Cuidado! Uma obrigação não é um depósito e a taxa líquida… não consta

Num depósito a prazo, retiram-se os 28% de IRS ao juro bruto anunciado (TANB) e o imposto de selo sobre os juros e obtém-se a taxa anual nominal líquida (ou outra similar). É relativamente simples, tão simples que quem vende depósitos apresenta obrigatoriamente a taxa bruta (TANB) e a taxa líquida (TANL) na publicidade que faz. Mas uma obrigação não é um depósito! Nas obrigações é tudo muito diferente  e mais complicado. Senão vejamos:

  • Comissão de custódia de títulos,
  • comissão de corretagem,
  • comissão de reembolso,
  • comissão de subscrição,
  • comissão de pagamento de juros e cupões,
  • portes,
  • imposto de selo,
  • IVA e,
  • claro IRS.

Estas são algumas das comissões e custos possíveis a abater à taxa de juro nominal bruta que o caro leitor encontra em grande destaque nas publicidades às emissões obrigacionistas em curso.
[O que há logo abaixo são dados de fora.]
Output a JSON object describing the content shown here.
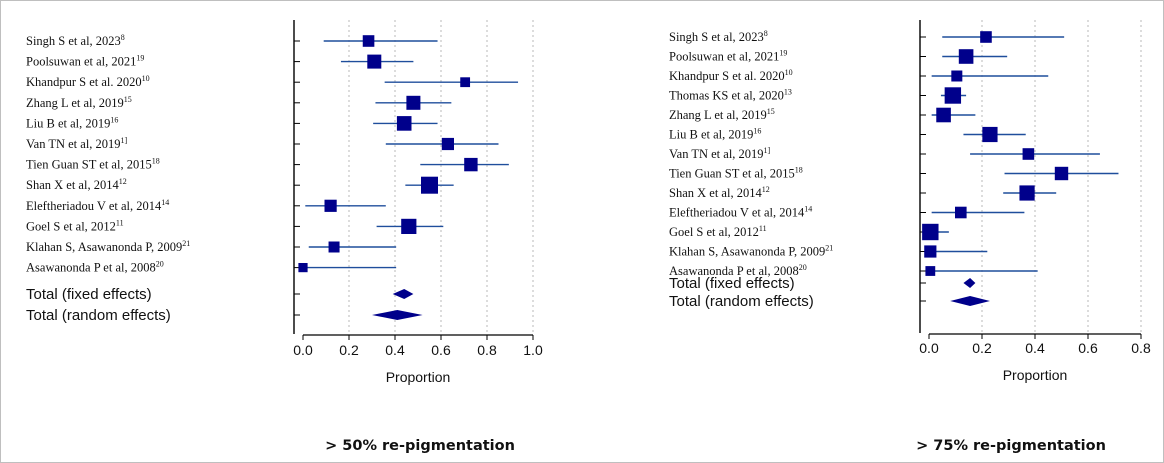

Com exceção da fiscalidade, as restantes comissões e encargos podem variar de intermediário financeiro para intermediário financeiro, querendo isto dizer que, apesar das obrigações da empresa Xpto terem a mesma TANB em qualquer banco que a venda, o custo associado ao seu investimento pode ser muito diferente de banco para banco.

Na prática, isto complica a apresentação de uma taxa anual nominal líquida, por exemplo, na publicidade feita por quem está a pedir-lhe dinheiro emprestado (a empresa Xpto). Afinal, a dita empresa não sabe quais serão, de facto, esses custos cobrados por cada banco. Ainda assim uma advertência clara a este facto devia constar da publicidade, infelizmente o regulador decidiu que bastava remeter o investidor para a leitura do prospeto.
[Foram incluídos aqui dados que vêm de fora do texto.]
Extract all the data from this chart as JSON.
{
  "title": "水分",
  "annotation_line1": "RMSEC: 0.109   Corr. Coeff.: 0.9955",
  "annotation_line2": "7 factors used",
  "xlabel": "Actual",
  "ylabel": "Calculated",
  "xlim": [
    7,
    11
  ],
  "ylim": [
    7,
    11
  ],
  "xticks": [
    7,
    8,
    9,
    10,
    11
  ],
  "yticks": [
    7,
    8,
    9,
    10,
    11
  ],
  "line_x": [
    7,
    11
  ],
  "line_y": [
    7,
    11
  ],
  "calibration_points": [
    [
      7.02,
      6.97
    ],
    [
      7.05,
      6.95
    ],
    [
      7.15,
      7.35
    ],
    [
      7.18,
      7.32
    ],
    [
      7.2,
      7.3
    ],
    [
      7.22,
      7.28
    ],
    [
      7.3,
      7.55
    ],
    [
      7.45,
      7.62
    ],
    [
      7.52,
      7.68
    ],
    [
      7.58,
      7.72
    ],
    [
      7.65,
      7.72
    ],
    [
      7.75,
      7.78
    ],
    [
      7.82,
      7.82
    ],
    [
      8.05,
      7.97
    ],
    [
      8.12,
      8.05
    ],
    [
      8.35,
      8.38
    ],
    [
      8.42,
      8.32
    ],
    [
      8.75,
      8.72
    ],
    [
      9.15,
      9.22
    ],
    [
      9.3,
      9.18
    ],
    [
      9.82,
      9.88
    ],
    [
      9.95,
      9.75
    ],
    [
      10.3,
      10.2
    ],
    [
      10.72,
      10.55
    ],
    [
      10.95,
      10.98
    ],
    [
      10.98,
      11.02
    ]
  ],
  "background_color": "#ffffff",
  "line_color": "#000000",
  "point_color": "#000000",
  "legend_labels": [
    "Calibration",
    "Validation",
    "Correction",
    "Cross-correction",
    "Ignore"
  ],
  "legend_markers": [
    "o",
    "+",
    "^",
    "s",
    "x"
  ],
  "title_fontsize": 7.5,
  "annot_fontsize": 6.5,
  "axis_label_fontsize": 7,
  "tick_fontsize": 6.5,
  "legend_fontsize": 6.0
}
Ainda assim, quem lhe vender as obrigações devia ter a obrigação de lhe apresentar, numa folhinha bem simples e legível, qual a taxa anual nominal líquida que poderá esperar obter com o seu empréstimo obrigacionista caso o mantenha até ao fim.

Perante essa hipotética folhinha, poderia então, o caro investidor, comparar com a taxa anual nominal líquida de um depósito a prazo. Talvez então tivesse uma surpresa tão redonda quanto a taxa inicialmente oferecida, ou não.

Além disso (alongar-nos-emos em artigos posteriores) o risco associado a uma obrigação é habitualmente superior ao associado a um depósito bancário. Por exemplo, a menos que haja dolo na venda das obrigações, o investidor não terá qualquer proteção em caso da empresa a quem emprestou dinheiro abrir falência ou entrar em incumprimento parcial deixando de, por exemplo, remunerar ou amortizar os empréstimos obrigacionistas.  Aqui não há um fundo de garantia de obrigações. Por outro lado, o resgate antecipado da obrigação pode ser complicado, tudo depende da existência ou não de um mercado (dito secundário) no qual haja quem compre e venda regularmente esses valores mobiliários da empresa Xpto.  Ou ainda, do contrato que fez com quem lhe vendeu as obrigações e que pode determinar que o intermediário financeiro lhe recompre os títulos mediante algumas condições e a um determinado preço.

Posto isto, é natural esperar que uma obrigação tenha um retorno efetivo superior a um depósito a prazo, dependendo esse prémio adicional do grau de risco que o investidor considera associado à empresa contreta que lhe está a pedir dinheiro. Por exemplo, já tivemos recentemente empresas nacionais a pagar mais de 10% de TANB nas suas obrigações, precisamente porque a percepção de risco é elevada.

Deve então o investidor emprestar ou não dinheiro  às empresas via obrigações?

Não nos compete a nós dar conselhos de investimento dessa natureza, particularmente conselhos especializados para cada oferta em curso. Essa função deve ser exercida por agentes acreditados junto da CMVM.

Podemos contudo ajudar os nossos leitores a terem consciência daquilo que deverão saber em termos genéricos, daquilo que devem conhecer com detalhe antes de tomar uma decisão. Há que evitar sair de algum centro comercial, com uns quilos de gato quando se julga ter comprado coelho, tenha a compra sido feita no talho, na loja de telecomunicações ou em qualquer outro sítio onde não é suposto venderem gato às fatias.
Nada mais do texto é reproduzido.